Illdisposed - Sense The Darkness

Review

ILLDISPOSED melden sich nach etwas über einem Jahr mit „Sense The Darkness“ zurück. Gerade in Anbetracht der recht kurzen Zeitspanne zum Vorgänger „There Is Light (But It’s Not For Me)“ kommen bei dem ein oder anderen sicherlich Zweifel ob der Qualität des gebotenen Materials auf. Und ja, kurz gesagt sind diese Zweifel durchaus berechtigt. Zwar haben die Eierlosen Nutten bisher noch nie ein wirklich schlechtes Werk abgeliefert, aber leider gabs auch auf diesem hohen Niveau sehr wohl Schwankungen.

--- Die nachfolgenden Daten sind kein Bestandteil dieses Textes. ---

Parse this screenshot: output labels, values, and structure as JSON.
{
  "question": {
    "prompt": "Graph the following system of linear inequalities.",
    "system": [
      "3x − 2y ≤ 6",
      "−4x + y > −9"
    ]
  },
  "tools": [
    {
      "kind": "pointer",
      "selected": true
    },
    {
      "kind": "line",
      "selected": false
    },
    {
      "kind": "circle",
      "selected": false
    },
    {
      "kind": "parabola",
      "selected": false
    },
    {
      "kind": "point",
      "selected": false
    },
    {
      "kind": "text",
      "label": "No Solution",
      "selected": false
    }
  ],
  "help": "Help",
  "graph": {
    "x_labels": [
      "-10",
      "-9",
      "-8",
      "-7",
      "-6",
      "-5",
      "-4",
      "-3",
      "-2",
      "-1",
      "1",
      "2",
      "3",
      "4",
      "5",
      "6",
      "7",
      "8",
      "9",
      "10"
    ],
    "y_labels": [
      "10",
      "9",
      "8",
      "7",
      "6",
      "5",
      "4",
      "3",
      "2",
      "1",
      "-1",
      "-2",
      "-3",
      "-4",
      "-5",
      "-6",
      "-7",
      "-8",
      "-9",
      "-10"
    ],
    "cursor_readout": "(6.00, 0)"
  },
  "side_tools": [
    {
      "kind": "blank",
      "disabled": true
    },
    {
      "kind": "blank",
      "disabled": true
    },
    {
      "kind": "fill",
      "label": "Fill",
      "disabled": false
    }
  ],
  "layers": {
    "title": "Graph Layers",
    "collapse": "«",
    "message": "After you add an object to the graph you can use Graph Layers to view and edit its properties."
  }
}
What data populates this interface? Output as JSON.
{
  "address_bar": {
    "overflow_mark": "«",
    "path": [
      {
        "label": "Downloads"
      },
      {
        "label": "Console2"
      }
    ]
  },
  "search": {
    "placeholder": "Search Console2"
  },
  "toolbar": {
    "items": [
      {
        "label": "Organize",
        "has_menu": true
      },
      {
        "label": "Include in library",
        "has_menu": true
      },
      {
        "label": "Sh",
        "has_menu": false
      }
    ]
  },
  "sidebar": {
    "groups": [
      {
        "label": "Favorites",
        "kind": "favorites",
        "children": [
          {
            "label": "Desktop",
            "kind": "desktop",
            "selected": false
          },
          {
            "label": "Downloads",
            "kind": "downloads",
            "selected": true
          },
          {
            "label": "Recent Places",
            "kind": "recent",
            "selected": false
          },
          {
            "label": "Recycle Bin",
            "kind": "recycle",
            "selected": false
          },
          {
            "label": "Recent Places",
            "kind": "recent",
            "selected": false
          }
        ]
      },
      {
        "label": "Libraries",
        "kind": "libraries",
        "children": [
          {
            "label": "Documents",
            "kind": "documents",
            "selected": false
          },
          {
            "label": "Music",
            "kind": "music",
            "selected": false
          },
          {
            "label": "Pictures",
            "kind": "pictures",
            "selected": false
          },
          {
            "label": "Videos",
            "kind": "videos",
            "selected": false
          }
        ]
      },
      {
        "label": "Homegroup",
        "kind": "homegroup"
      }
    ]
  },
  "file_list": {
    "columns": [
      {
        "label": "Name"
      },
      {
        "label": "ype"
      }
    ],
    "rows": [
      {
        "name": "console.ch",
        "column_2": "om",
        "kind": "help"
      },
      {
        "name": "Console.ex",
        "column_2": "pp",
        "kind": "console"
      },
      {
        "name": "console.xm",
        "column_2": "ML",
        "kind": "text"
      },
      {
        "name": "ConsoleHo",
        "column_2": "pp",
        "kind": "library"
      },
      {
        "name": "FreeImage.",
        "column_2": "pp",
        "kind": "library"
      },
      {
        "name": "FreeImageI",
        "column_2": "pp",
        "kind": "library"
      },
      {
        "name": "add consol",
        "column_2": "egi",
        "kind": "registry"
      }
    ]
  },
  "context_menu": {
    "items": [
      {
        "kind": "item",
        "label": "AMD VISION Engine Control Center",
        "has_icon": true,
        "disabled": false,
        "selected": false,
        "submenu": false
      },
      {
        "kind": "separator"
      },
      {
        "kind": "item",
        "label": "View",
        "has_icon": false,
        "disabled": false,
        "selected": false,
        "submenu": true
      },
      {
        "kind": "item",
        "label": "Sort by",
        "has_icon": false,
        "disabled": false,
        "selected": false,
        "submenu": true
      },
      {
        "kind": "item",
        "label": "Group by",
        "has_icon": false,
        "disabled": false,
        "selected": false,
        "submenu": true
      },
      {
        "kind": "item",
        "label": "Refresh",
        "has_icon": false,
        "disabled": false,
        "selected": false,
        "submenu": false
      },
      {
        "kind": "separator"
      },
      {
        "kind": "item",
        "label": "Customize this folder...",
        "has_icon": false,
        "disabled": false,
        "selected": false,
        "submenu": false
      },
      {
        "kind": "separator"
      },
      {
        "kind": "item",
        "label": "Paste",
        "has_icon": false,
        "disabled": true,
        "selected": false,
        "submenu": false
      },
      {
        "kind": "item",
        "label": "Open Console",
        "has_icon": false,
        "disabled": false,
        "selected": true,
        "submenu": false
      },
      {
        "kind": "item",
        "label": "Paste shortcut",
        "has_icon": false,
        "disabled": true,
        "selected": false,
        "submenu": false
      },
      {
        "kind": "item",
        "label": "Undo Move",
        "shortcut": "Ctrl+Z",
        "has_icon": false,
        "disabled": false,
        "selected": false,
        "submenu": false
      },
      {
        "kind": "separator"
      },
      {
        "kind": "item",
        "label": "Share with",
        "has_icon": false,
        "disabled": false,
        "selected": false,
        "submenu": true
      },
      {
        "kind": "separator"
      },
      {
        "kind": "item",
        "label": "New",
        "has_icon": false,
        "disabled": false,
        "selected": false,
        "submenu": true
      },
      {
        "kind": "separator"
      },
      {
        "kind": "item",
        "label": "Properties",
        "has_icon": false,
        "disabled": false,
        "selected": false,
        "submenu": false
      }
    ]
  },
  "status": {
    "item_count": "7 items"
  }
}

Aber erstmal von vorne: Was gleich zu Beginn von „Sense The Darkness“ ins Auge sticht, ist, dass die im Vorgänger exzessiv ausgereizten Samples wieder weitestgehend der Vergangenheit angehören und somit wieder die raue, böse Seite von ILLDISPOSED zum Tragen kommt. Am ehesten lässt sich „Sense The Darkness“ wohl in der groben musikalischen Ausrichtung mit „The Prestige“ vergleichen. Rhythmus-Monster der Marke „Stop Running“ oder der extrem fiese Titeltrack sorgen nach wie vor für verdrehte Nackenmuskeln und geborstene Knochen. Die Songs grooven wie die Hölle und Bo Summers unverkennbares Organ klingt genauso tief und monströs, wie wir es von ihm gewohnt sind. Somit ist alles beim Besten, also wo liegt eigentlich dann der Haken?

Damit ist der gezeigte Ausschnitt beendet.